Chapter Text
“You should have gone back through the portal hours ago.”
Daniel looked over in surprise as Valerie coasted to a stop beside the ledge he was perched on.
“I know,” he said.
“Then why are you still here?”
He didn’t seem bothered by her confrontational tone or the blaster she had trained on him. It wouldn’t be as effective on a human as a ghost, but Valerie knew from experience that it would get the job done.
“I just needed to get some air,” Daniel said evasively, and Valerie scoffed.
“There’s plenty of air in that kooky ghost place you love so much,” she countered. “Tell the truth, are you trying to instigate an invasion of our world?”
That did the trick. “No,” he scowled, “How many times do I have to say it, Valerie? I only want to help.”
“That’s exactly the type of thing you’d expect to hear from someone trying to justify an invasion.”
“Look, I just wanted a moment to myself, alright?” Daniel snapped, “Is that really so hard to believe?”
Valerie gave him a long hard look. He held her glare for a few seconds before visibly giving up and deciding to ignore her.
His leg was splinted, and the Fenton Thermos rested innocuously on the ledge beside him. Where his clothes weren’t covered in dust, they were matted with dried blood; he wore no crown on his head, or ring on his finger. The Fright Knight was nowhere in sight, nor were any of the other ectoplasmic monstrosities that he had given his allegiance to over what remained of his own species.
He looked nothing like royalty. He just looked tired.
Could Valerie really believe that he had just wanted a moment to himself, a chance to just sit and breathe, even though that reprieve might come at the cost of their tentative truce?
She thought of the hungry, unsettled people of Amity Park, and the way that their faces lit up whenever she spoke, as if they mistakenly thought that she had the answers to their problems - as if she had even the first idea what she was doing half the time, really. They were probably waiting for her right now, unsure what to do with this strange new reality where both she and the ghost shield were obsolete. They needed someone who could assuage their fears and guide their hands as they made this new settlement into a home.

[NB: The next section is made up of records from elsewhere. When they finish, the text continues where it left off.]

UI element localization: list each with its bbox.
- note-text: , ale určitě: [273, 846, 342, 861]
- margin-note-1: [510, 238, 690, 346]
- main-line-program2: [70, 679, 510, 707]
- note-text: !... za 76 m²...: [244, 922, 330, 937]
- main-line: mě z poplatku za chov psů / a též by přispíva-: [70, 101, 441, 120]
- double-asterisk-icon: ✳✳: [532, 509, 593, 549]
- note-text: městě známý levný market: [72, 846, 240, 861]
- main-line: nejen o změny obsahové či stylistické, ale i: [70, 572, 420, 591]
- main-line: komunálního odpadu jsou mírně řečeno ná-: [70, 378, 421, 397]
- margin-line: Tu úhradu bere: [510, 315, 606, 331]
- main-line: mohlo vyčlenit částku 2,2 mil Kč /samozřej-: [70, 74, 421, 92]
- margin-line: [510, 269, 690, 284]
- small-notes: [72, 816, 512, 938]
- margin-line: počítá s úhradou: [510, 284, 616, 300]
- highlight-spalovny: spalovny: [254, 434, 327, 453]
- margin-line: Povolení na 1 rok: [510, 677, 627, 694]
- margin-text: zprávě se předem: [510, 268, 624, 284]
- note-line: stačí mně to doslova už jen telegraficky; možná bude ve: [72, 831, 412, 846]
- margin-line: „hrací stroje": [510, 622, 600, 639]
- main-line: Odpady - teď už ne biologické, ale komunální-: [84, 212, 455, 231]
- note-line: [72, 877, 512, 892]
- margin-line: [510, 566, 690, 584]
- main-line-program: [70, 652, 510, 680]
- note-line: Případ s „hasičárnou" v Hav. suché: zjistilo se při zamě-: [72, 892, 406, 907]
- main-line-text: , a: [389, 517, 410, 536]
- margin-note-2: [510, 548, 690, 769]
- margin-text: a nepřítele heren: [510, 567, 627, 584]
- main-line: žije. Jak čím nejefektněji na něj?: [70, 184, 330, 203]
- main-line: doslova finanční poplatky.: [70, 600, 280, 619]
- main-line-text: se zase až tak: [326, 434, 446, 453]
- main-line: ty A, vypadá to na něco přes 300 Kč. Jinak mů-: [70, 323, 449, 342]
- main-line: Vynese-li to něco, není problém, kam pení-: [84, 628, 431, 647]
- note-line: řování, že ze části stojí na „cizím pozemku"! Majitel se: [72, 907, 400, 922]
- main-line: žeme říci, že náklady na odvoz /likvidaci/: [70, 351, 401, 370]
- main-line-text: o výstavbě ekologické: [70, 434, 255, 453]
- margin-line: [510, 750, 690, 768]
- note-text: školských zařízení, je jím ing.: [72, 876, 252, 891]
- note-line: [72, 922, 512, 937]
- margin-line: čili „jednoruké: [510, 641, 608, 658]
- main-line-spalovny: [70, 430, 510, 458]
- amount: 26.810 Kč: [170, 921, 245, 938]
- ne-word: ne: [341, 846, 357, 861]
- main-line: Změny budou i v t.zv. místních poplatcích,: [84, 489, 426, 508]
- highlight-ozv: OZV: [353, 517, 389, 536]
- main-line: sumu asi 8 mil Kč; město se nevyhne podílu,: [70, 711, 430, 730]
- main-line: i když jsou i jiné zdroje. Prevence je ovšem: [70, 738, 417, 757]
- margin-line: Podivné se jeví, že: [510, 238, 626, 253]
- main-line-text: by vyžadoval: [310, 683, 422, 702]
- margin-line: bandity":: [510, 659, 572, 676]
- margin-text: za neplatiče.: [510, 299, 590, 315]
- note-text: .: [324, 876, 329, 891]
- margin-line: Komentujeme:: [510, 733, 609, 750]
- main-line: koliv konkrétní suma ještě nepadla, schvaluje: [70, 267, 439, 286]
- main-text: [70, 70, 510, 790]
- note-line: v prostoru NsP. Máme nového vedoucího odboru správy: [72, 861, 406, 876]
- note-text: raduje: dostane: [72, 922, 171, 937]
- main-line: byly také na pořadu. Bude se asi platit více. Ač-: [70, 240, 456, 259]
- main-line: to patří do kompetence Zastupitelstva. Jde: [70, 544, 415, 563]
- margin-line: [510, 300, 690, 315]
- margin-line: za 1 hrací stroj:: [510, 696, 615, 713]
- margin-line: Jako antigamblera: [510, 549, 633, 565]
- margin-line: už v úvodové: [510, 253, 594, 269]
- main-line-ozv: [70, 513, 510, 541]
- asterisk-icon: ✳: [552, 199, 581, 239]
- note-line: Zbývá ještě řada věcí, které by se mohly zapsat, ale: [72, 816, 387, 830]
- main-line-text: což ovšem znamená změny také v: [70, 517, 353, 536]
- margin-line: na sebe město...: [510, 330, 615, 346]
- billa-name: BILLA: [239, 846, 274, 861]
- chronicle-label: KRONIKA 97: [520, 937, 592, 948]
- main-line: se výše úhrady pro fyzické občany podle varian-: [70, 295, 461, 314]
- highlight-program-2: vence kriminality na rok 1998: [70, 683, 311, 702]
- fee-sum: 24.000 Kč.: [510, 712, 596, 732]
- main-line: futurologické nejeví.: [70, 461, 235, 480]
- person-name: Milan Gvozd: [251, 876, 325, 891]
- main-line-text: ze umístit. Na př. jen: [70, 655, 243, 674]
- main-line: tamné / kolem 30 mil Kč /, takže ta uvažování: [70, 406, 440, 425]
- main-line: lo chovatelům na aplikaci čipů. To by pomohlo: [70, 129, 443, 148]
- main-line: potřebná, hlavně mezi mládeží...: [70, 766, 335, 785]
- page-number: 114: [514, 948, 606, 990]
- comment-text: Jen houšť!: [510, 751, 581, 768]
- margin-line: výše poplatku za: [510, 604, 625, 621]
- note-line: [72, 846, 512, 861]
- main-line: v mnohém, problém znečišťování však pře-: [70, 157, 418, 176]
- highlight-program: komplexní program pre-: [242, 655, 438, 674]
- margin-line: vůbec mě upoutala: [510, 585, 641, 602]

They needed a leader, not a ghost hunter, and yet it was her who they had chosen to hang their hopes on.
“No,” she sighed, stowing her blaster and drifting lower, “I guess I can understand that.”
“How did you know I would be here?” he asked, shifting to make room for her as she dismounted from her board and sat down on the ledge beside him.
“This old ruin has the best view for miles,” she said, glancing meaningfully up at the slowly clearing sky, and the fading stars that were still visible scattered across it.
Daniel smiled ruefully.
“This was one of the things I missed the most,” he said. “There’s no night or day in the Ghost Zone, only the occasional ecto-storm. I feel like I’ve forgotten the names of some of the constellations.”
“I’m afraid I won’t be much help to you there,” Valerie said apologetically, “All I know is the big dipper, right up there.”
“That’s not nothing,” he said, and let the silence fall back over them as the eastern horizon slowly began to lighten.
After a while, Valerie slanted a look at him. His head was tilted back as his eyes roamed restlessly, almost desperately, over the sky, as if this was the last time he was ever going to see it. Depending on how long it took for the humans to rebuild, she guessed that it might very well be.
She swung her feet, staring down at the sheer drop that awaited them if the ledge started to collapse. Her traitorous brain, unable to allow her even a moment’s peace after ten years on edge, immediately began supplying images of what it would look like to hit the ground after a fall from this height.
“I wonder what it takes to come back as a ghost,” she mused, and Daniel dropped his head into his hands. “I mean, you of all people should be the expert on that, right?”
“Can we please not talk about this?” he asked, voice muffled.
“I have a right to be curious, Fenton! Since you’re still here anyways instead of in the Ghost Zone like you should be, why not explain all that ‘the-evil-ghost-was-me-all-along’ nonsense?”
“Valerie, please,” he pleaded, “Let’s just watch the sunrise.”
She rolled her eyes and let it drop. She still had so many questions, not only about her old classmate, but also about this whole situation. Why had any of this happened? What did it all mean for her, and the rest of the surviving humans? How would they even begin to pick up the pieces of their lives? What would they do, now that they weren’t living under the thumb of a cruel and powerful ghost? And how could they ever begin to rebuild when even the Earth itself seemed to be completely exhausted?
She voiced none of these thoughts - there would be no point. They were questions that she and the people of Amity Park were going to have to find the answers to on their own. The past was behind them and the future, while still uncertain, seemed a little bit brighter as it lay spread across the brightening wastes beyond the border of the ruined city.
Similar things seemed to be running through Daniel’s mind as they sat there, side by side in silence as the sun crested the dust-choked horizon, painting the slowly gathering storm clouds with broad, jagged strokes of fiery crimson, bruised purple, and bright, spectral green. A gentle breeze blew in from the north, carrying the scent of cold water and disturbed soil.
It looked like they could expect to get a little rain after all.